Monday, Aug. 17, 1959
"Right to Die"
"The evidence is overwhelming," said Director Allen Dulles of the Central Intelligence Agency, "that the Soviets intend to use nuclear blackmail as a major weapon to promote their objectives--namely, to spread Communism through out the world." Dulles' rare public statement was read to reporters as he emerged from a closed-door session with 45 U.S. Governors, meeting last week in San Juan, Puerto Rico. Behind the doors Dulles provided some classified details to back up the most serious proposal before the annual Governors' conference: U.S. Governors should take the lead in getting their citizens to build nuclear-fallout bomb shelters, since a nationwide system of private shelters would blunt the effectiveness of nuclear blackmail, would save millions of lives and ensure the survival of the U.S. itself in case of nuclear attack.
The proposal was brought to San Juan by New York's Governor Nelson Rockefeller, who last month defied the advice of politicos and sponsored a compulsory shelter plan for all homes in New York State (TIME, July 20). In working sessions Rockefeller, backed by Civil Defense Mobilizer Leo Hoegh, got his fellow Governors to formally 1) endorse a "vigorous and continuing campaign of education" on fallout hazards and the need for privately built shelters, 2) promise to survey shelter facilities in their own state buildings and set up alternate capitols in protected spots. (Twelve states already have them.) They also cabled the House Appropriations Committee, asking for a $12 million budget item to hire state and city civil-defense experts, provided that Civil Defense Mobilizer Hoegh approves local civil-defense plans.

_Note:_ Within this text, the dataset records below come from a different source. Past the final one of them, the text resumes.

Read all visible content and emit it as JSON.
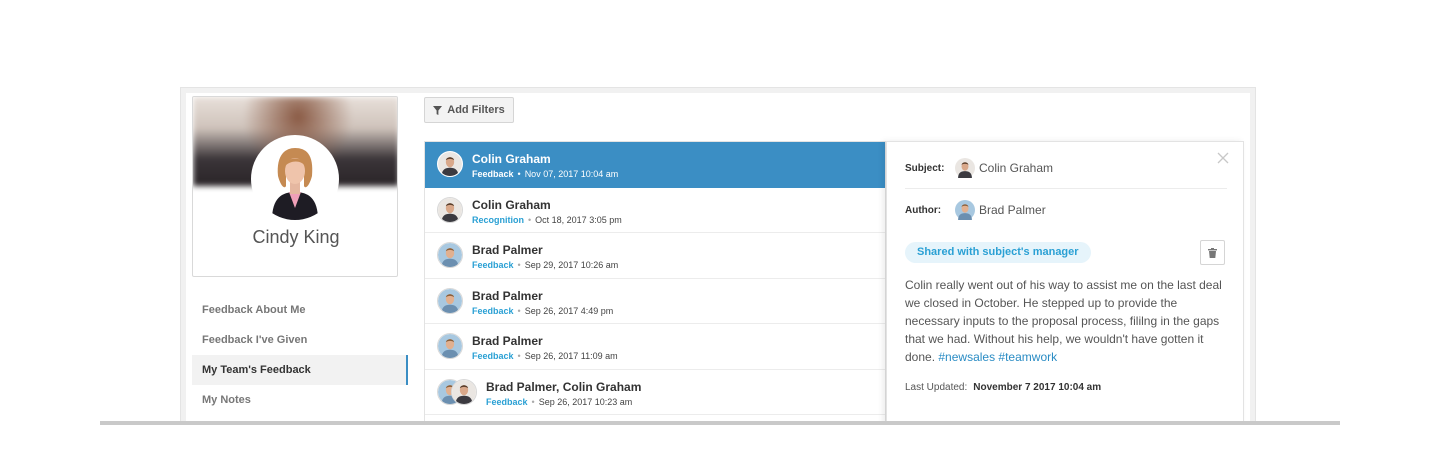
{
  "profile": {
    "name": "Cindy King"
  },
  "nav": {
    "items": [
      {
        "label": "Feedback About Me"
      },
      {
        "label": "Feedback I've Given"
      },
      {
        "label": "My Team's Feedback"
      },
      {
        "label": "My Notes"
      }
    ],
    "active_index": 2
  },
  "toolbar": {
    "filter_label": "Add Filters",
    "filter_icon": "filter-icon"
  },
  "list": {
    "separator": "•",
    "rows": [
      {
        "name": "Colin Graham",
        "type": "Feedback",
        "date": "Nov 07, 2017 10:04 am",
        "selected": true
      },
      {
        "name": "Colin Graham",
        "type": "Recognition",
        "date": "Oct 18, 2017 3:05 pm"
      },
      {
        "name": "Brad Palmer",
        "type": "Feedback",
        "date": "Sep 29, 2017 10:26 am"
      },
      {
        "name": "Brad Palmer",
        "type": "Feedback",
        "date": "Sep 26, 2017 4:49 pm"
      },
      {
        "name": "Brad Palmer",
        "type": "Feedback",
        "date": "Sep 26, 2017 11:09 am"
      },
      {
        "name": "Brad Palmer, Colin Graham",
        "type": "Feedback",
        "date": "Sep 26, 2017 10:23 am"
      }
    ]
  },
  "detail": {
    "subject_label": "Subject:",
    "subject_name": "Colin Graham",
    "author_label": "Author:",
    "author_name": "Brad Palmer",
    "shared_badge": "Shared with subject's manager",
    "body": "Colin really went out of his way to assist me on the last deal we closed in October. He stepped up to provide the necessary inputs to the proposal process, fililng in the gaps that we had. Without his help, we wouldn't have gotten it done.",
    "tags": [
      "#newsales",
      "#teamwork"
    ],
    "updated_label": "Last Updated:",
    "updated_value": "November 7 2017 10:04 am"
  },
  "colors": {
    "accent": "#3b8ec4",
    "link": "#2aa0d4",
    "badge_bg": "#e6f4fb"
  }
}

The Governor's resolution fell short of Rockefeller's original aim in one critical area. Not one Governor got behind Rocky's compulsory shelter idea, the strongest section in his resolution. Said Indiana Republican Harold Handley: "All we have to do is to prevent war, and then we don't have to have shelters." Added South Carolina Democrat Ernest ("Fritz") Hollings aimlessly: "There is a right to live and a right to die. Housing, highways, health, and things of the living are more important. I doubt the public would accept such a program."
In Denver's Allendale Heights suburban development this week, Homebuilder Jack C. Hoerner (rhymes with corner), World War II test pilot, put finishing touches on the demonstrator model of 40 three-bedroom houses with a unique sales gimmick: a 12-ft. by 14-ft. fallout shelter built into the basement and into the regular $17,500 price tag. The first for-sale version of the house, one of two now abuilding, sold to an about-to-retire Army major who once studied radiation effects, broke off negotiations on another house when he heard of Hoerner's shelter, said: "That's it. I'll take it."